A long last, we've reached the end of the bowl bonanza
GLENDALE, Ariz. — So here we sit at the intersection of controversy and anticipation, awaiting resolution on the issue of who's the best in college football. Nice that they could get us an answer before NCAA basketball's Selection Sunday.
Tonight in the new desert stadium, we find out whether Florida's defense has the chops to harness Heisman Trophy winner Troy Smith, receiver Ted Ginn and some dynamic Ohio State teammates. Or whether Michigan's ineptitude in the Rose Bowl might also offer clues about Ohio State's mortality.
We've chugged to the conclusion of the most flatulent bowl manifest in history (burp; 32 games' worth) and learned at least a few things amid the continuing playoff-versus-bowls debate:
• At 80, JoePa still has it (Penn State upset Tennessee in the Outback Bowl), even viewing in the press box with a bum leg.
• While brainstorming its latest uniform ensemble, Oregon (38-8 flop against BYU) ought to ponder why it became one of the big disappointments of the season.
• First-year head coach Bret Bielema (mild upset over Arkansas, capping a 12-1 season) is the hottest thing in Wisconsin since sharp cheddar.
• USC's Pete Carroll (beatdown of Michigan in a tossup game) could win a six-pack of national titles if he doesn't get lured back to the NFL.
• There's a new sheriff in the Pac-10 — OK, a deputy — and he wears orange and black. Oregon State's Mike Riley helped author one of the season's most shocking turnarounds to 10 victories. He only embellished his cachet — remember, the Beavers had enough athletes to beat USC — by successfully going for two to beat Missouri at the wire.
• Halley's Comet is due to be visible again on Earth in 2062, by which time Notre Dame might have won another bowl game.
Here's a question not so easily answered about the college gridscape: Whatever are the school presidents thinking?
Lead story in the NCAA News, Nov. 6, 2006, headlined, "Task Force cues presidents to take fiscal reform home":
"NCAA president Myles Brand called for institutional accountability in athletics budgets and more attention to integrating intercollegiate athletics within the campus environment during a speech to the National Press Club in Washington, D.C.
"Brand's remarks christened the new report from the Presidential Task Force on the Future of Division I Intercollegiate Athletics, a 50-member panel appointed 18 months ago to address fiscal trends that, if left unchecked, could 'islandize' athletics from the campus-based educational mission."
So, to celebrate the release of that report, Alabama just went out and threw $32 million, guaranteed, to Nick Saban, who is absolutely, unequivocally, indubitably, without-a-freakin'-question-OK going to be the Tide coach until he retires, or until a better gig comes along.

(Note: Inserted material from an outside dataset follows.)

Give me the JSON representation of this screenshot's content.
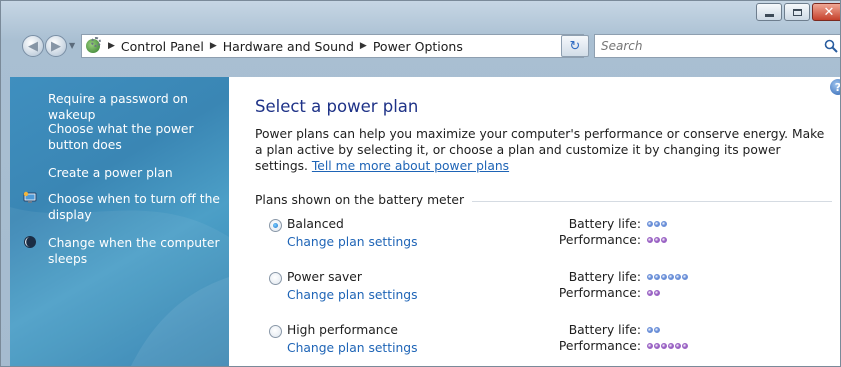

The salary scale for coaches just got stretched again. Many college presidents are like some major-league baseball owners, unable to help themselves, talking a good game but all too willing to bow to what they call the "market."
Fortunately for Boise State, the bazaar for college coaching hires is all but shut down for another year, or the Broncos could be seeing the last of their first-year head coach, Chris Petersen.
How to make sense of what Petersen's Broncos did to climax their BCS-crashing season? Some commentators were almost breathless in saying Boise's 13-0 run means renewed sentiment for a playoff system, or at least an oncoming spike by the "mid-majors."
Not so fast. The guess here is that while Boise State's magical finish was enthralling, scintillating and one for the ages, it's mostly without deeper meaning beyond Boise.
What the Broncos have done is distance themselves from the mid-majors, much as Gonzaga did in basketball with three consecutive Sweet 16s from 1999-2001. That didn't legitimize mid-majors, it legitimized Gonzaga.
As long as Boise State is playing a WAC schedule, it doesn't have a claim to the national title, not when it played Louisiana Tech, New Mexico State and Idaho in consecutive weeks, while simultaneously Florida was meeting Louisiana State, Auburn and Georgia.
Say this for the Broncos: While they're rightfully famous for flimflamming Oklahoma at the finish, they should also be remembered for pounding on the Sooners most of the night until they let them back in the game with a fluke misplay on a punt. They belonged.
That marvelous ending suggests that even in the grating absence of a playoff, there's an element of devil-may-care beauty to the bowls. They're largely for style, not substance. The pressure of a playoff, the stakes, are mostly missing, so coaches take chances they probably wouldn't otherwise.
It adds to the compelling diversity of a game that is thriving. We'll see some of it tonight when Ohio State goes five-wides (Woody Hayes never mentioned that at clinics) and Florida executes zone-read and shuttles quarterbacks Chris Leak and Tim Tebow.
Good stuff, most of it. A lot better than what happens off the field.